Ce jour-là, en revanche, fut très différent. C’était une autre femme. « Elle est folle », me dis-je. Et moi qui, chaque dimanche, allais à Saint Mary, dans Cadogan Street !

Je n’étais pas au bout de mes surprises. Dès que le reportage fut terminé, la furie domestique s’éteignit en un quart de seconde pour laisser à nouveau la place à la très ordonnée, très posée Mrs. D, qui reprit sa phrase exactement là où elle l’avait interrompue.

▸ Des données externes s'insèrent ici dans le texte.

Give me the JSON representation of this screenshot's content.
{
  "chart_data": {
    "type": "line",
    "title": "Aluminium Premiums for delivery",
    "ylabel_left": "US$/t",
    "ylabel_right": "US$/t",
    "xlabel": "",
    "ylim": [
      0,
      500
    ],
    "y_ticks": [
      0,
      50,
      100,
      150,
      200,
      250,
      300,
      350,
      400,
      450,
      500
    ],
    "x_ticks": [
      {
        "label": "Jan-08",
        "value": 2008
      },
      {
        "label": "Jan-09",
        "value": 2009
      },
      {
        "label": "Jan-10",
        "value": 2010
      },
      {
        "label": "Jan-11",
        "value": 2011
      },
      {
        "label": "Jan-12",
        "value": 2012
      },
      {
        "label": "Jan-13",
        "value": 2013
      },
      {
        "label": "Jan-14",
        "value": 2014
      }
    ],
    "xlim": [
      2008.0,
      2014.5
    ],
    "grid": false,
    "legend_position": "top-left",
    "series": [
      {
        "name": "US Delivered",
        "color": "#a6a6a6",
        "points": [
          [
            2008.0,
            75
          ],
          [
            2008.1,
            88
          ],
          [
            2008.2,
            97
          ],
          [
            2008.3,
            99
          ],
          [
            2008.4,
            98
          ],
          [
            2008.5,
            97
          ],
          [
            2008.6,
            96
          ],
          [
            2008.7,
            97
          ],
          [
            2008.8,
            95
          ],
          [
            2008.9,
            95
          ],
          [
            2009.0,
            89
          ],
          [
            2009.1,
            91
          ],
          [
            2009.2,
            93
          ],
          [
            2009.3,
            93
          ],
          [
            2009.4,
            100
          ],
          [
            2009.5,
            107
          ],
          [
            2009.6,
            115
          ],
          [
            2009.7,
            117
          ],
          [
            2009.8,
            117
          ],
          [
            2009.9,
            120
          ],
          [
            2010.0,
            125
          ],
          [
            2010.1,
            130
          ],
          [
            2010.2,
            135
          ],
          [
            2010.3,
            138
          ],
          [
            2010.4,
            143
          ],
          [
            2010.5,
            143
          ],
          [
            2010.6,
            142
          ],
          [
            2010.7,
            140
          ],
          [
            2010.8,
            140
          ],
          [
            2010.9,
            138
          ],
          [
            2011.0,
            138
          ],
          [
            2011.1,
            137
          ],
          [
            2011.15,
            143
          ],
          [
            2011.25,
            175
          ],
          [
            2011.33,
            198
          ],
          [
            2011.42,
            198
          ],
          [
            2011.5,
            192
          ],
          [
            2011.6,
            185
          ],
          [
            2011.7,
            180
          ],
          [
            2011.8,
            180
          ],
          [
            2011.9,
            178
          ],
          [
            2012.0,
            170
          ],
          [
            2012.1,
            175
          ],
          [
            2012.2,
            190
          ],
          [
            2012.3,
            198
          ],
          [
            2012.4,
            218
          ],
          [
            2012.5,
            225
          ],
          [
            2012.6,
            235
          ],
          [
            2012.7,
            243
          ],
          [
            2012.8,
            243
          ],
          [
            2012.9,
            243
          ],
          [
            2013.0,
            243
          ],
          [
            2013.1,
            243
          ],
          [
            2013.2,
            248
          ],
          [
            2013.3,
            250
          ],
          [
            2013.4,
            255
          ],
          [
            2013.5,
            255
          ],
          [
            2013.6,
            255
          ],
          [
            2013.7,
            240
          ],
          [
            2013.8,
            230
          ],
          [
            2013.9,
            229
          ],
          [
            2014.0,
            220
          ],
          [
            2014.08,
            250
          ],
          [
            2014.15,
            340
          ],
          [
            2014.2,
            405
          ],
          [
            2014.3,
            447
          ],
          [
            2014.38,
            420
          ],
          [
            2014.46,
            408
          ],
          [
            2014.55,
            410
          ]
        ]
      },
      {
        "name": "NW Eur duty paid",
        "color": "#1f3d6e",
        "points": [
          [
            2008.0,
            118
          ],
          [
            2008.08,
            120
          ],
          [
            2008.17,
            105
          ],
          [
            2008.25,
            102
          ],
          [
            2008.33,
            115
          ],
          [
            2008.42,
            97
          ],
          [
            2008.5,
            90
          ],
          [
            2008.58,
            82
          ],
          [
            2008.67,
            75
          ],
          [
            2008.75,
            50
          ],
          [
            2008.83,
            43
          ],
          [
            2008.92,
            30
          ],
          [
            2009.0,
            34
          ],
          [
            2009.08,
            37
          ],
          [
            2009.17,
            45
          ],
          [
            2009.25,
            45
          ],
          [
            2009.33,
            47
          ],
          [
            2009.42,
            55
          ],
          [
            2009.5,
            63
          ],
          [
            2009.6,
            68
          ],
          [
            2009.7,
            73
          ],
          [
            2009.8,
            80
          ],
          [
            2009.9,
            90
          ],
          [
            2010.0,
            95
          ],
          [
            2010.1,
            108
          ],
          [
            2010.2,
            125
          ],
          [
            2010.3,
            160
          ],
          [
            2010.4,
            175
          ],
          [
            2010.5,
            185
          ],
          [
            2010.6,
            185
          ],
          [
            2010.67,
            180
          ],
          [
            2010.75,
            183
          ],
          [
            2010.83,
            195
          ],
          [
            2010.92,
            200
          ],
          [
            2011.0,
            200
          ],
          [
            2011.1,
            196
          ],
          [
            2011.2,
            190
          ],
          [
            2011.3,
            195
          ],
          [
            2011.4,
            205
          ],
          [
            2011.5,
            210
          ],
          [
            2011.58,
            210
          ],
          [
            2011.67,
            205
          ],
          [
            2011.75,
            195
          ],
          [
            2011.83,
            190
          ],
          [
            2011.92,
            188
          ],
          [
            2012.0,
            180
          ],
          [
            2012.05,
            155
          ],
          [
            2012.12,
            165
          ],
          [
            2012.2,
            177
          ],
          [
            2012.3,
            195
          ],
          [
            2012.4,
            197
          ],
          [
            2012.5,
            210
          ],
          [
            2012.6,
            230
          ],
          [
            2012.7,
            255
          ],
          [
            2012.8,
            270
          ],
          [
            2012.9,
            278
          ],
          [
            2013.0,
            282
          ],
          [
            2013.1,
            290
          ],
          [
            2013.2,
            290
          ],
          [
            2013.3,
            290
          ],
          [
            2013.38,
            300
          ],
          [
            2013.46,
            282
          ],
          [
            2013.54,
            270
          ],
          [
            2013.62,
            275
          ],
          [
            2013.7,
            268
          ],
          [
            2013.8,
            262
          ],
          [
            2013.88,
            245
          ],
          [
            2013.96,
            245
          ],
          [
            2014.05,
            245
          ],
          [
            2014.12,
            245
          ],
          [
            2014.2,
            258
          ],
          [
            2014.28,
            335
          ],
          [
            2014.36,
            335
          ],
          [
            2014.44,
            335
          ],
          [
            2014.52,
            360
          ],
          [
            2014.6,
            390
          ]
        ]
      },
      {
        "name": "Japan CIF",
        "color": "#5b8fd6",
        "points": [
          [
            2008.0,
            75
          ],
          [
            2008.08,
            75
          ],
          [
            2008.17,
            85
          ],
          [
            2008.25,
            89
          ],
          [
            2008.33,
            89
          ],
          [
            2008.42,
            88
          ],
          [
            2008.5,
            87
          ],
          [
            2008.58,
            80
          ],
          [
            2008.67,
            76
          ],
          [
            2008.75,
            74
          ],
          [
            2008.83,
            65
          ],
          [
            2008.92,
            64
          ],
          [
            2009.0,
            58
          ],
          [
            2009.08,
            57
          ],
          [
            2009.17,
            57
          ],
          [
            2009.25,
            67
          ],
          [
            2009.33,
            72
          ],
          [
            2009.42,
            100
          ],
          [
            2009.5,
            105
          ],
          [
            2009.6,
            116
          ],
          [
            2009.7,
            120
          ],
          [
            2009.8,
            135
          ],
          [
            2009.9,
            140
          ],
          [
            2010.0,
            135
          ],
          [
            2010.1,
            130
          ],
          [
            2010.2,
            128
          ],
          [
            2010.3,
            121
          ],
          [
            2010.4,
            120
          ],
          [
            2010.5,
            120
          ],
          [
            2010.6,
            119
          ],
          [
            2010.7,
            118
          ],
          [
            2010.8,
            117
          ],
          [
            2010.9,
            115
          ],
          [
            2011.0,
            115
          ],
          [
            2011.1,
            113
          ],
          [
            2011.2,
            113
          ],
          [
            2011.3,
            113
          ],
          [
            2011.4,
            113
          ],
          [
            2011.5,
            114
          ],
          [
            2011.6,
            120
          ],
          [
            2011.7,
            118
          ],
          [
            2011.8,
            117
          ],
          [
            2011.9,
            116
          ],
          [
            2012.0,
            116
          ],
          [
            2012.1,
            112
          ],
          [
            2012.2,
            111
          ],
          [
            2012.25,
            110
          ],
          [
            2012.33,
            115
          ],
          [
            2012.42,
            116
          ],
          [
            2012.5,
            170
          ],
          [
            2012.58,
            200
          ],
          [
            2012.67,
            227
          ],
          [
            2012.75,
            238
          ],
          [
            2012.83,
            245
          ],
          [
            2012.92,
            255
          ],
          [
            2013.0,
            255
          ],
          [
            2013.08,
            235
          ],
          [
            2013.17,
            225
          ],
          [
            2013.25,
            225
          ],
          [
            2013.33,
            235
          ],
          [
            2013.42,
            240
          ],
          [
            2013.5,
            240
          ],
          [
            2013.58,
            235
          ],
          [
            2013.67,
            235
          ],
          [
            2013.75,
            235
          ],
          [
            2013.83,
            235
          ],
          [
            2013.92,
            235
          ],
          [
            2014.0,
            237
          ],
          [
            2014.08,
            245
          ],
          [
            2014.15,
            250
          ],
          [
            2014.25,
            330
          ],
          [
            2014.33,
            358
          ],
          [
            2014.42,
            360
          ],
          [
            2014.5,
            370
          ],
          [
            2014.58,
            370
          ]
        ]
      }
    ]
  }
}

Je fis comme si de rien n’était et terminai ma tartine. Au cours de la journée, je pris certaines dispositions. Nick pouvait m’héberger de façon indéfinie, il y avait de la place dans sa maison ex-hantée. Je lui expliquai la situation, il ne fit aucune difficulté, bien au contraire, il était content de soutirer de l’argent à son connard de Français préféré. Sans compter, bien sûr, les interminables discussions que cela entraînerait. Je réglai le loyer chez les D…, les informant très courtoisement que j’avais trouvé quelque chose qui me rapprochait de mes lieux de travail et d’étude. Ils comprenaient parfaitement. Nous nous quittâmes dans les meilleurs termes.

Une fois installé chez Nick, tout se passa bien. Il me montra les formules d’exorcisme tibétain aux montants des portes (un moine bouddhiste avait exorcisé sa maison quelques moins auparavant, suite à un problème de poltergeist), me présenta son chat venu d’Ulthar et, le soir même de mon arrivée, me proposa un tirage de son tarot celte. J’acceptai. La carte qui me symbolisait était le Soleil, celle qui me complétait (ou me contrecarrait, selon les circonstances) était la Lune, et, en haut du tirage, l’Etoile représentait mes aspirations. J’avais donc une configuration très intéressante, très puissante même. D'une façon ou d'une autre, en tout cas, je restais un « sataniste ».